Plus de 22 000 spectateurs de moyenne en D3


Mais réduire le public de Dresde à sa frange la plus extrémiste serait injuste. Car dans la capitale de la Saxe, il n'y pas que les hools pour aimer le football et le Dynamo. Tout le monde se rend au Rudolf Harbig Stadion, même quand les saisons décevantes s'enchaînent. Alors qu'il a donc été relégué en D3 au printemps dernier après trois exercices consécutifs en 2. Bundesliga, le Dynamo est actuellement soutenu par plus de 22 000 spectateurs de moyenne à domicile, soit l'équivalent de la septième affluence de Ligue 1 ! Lors de son premier match de Coupe d'Allemagne en août dernier contre Schalke 04, l'enceinte était pleine, avec près de 30 000 personnes pour assister à un exploit : victoire 2-1 et qualification fêtée dans une ambiance incroyable. Preuve que le Dynamo reste la fierté du football est-allemand, le club le plus populaire de l'ex-RDA, celui que beaucoup rêvent de voir retrouver les sommets.

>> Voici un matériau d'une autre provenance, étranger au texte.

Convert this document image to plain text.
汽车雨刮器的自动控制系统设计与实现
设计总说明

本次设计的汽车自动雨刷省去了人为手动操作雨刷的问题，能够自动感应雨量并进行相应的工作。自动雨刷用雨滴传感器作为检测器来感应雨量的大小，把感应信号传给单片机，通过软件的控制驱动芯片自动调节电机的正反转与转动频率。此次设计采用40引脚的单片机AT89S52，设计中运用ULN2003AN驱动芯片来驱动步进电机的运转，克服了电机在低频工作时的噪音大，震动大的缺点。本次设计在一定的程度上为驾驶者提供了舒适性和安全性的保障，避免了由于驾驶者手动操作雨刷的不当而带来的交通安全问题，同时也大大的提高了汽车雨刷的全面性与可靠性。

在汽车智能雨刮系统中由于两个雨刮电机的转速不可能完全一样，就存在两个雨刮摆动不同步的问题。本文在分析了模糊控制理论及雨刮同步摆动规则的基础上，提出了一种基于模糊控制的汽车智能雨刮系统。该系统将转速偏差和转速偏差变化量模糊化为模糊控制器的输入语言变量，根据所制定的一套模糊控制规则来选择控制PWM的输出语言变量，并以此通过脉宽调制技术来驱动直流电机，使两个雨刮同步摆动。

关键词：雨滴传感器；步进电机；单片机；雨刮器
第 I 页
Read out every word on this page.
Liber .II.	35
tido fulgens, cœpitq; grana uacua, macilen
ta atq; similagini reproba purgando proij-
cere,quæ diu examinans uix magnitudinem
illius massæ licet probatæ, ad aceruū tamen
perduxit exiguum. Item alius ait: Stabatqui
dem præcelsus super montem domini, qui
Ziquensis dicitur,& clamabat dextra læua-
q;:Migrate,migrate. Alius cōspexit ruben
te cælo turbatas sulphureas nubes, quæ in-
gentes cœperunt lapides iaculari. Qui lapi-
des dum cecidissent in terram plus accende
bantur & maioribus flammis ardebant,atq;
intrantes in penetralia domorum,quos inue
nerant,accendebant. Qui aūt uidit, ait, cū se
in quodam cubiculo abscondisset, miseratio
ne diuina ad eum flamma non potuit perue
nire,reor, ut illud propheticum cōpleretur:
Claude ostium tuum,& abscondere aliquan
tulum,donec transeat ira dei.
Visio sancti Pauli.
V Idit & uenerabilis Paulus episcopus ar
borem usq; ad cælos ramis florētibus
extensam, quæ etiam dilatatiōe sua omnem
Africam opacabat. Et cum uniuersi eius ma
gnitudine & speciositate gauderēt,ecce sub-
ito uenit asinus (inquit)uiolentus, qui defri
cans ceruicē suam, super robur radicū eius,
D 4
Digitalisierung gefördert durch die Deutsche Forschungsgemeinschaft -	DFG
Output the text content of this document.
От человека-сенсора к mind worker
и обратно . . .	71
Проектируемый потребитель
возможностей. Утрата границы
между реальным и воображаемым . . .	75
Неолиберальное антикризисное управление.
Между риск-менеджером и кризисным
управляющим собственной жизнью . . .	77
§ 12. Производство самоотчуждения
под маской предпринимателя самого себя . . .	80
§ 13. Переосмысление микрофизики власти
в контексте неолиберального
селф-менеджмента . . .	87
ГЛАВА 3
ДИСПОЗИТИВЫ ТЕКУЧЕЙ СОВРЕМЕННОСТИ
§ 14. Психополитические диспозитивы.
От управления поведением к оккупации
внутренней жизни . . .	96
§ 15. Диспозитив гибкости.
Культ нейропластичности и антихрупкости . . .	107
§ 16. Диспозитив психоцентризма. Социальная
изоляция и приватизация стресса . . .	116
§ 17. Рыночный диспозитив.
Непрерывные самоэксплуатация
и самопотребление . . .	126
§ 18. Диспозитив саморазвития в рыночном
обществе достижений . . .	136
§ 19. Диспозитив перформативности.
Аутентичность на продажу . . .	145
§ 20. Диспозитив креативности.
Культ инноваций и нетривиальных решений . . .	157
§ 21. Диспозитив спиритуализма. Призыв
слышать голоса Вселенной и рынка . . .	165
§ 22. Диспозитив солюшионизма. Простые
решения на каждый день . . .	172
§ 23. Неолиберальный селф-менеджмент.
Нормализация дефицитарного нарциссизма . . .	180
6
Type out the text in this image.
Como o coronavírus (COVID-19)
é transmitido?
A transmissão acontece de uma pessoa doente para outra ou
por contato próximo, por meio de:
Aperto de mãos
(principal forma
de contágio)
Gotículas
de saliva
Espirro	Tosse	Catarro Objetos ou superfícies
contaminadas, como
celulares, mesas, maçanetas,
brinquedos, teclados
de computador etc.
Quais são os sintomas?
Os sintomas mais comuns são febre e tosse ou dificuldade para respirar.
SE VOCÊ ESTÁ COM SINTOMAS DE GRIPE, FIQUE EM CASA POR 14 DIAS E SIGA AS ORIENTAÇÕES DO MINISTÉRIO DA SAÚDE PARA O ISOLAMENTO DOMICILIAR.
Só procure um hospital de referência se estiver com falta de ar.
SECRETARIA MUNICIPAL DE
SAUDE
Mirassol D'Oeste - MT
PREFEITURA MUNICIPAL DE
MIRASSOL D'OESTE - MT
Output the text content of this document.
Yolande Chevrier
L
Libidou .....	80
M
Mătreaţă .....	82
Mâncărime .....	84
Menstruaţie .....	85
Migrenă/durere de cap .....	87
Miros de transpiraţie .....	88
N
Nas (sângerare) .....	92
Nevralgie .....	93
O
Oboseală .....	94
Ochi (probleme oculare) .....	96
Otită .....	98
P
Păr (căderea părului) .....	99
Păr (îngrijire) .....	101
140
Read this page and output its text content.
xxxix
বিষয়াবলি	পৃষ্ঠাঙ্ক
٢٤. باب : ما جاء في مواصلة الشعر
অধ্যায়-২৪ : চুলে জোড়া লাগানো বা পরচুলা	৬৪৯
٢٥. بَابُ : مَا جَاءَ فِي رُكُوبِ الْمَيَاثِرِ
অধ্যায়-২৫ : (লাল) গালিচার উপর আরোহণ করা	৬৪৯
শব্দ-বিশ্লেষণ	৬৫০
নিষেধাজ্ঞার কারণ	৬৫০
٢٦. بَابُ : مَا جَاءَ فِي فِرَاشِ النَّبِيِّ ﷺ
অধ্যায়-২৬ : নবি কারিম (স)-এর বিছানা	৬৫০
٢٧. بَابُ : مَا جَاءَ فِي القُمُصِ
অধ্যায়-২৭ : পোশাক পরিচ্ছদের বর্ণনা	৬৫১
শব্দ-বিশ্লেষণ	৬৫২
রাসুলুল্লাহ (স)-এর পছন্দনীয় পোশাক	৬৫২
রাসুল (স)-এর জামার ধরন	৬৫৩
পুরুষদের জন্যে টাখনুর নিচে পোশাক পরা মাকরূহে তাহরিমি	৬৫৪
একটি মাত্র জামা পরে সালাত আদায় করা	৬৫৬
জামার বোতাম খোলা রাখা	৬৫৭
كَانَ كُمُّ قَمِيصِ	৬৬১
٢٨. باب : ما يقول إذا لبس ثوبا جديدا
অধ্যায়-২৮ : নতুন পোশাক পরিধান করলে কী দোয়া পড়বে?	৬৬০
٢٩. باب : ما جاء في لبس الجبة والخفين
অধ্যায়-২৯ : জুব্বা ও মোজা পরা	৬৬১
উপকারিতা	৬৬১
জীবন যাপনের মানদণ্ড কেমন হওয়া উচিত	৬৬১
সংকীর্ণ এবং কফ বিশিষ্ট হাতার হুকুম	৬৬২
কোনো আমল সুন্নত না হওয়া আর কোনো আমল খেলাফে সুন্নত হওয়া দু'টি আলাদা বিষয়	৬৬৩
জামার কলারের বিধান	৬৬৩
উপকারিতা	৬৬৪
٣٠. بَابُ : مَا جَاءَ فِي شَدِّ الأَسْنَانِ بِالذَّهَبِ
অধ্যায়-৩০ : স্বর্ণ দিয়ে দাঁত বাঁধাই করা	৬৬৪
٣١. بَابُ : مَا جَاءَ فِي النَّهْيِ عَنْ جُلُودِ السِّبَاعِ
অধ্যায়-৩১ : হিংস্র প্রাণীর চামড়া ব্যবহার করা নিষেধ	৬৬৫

Il est l'antithèse du RB Leipzig, projet monté de toutes pièces par la firme Red Bull dans l'autre grande ville du coin. Le SGD – pour « Sportgemeinschaft Dynamo » – semble pourtant durablement englué dans les bas fonds, loin du strass d'une Bundesliga inaccessible à des clubs est-allemands pillés au moment de la chute du mur et qui n'ont pas su adapter leurs structures au professionnalisme à l'occidentale. Après avoir disputé les quatre saisons inaugurales de la « Buli » post-réunification, le club de Saxe n'est plus jamais parvenu à y revenir, évoluant depuis vingt ans entre la D4 et la D2, au gré des résultats sportifs et des déboires financiers. Actuellement, l'équipe en jaune et noir – si proche des couleurs du Borussia d'ailleurs – occupe la huitième place de la 3. Liga, éloigné du podium à cause d'un début d'année 2015 très poussif. Le match de ce soir arrive donc comme une belle parenthèse.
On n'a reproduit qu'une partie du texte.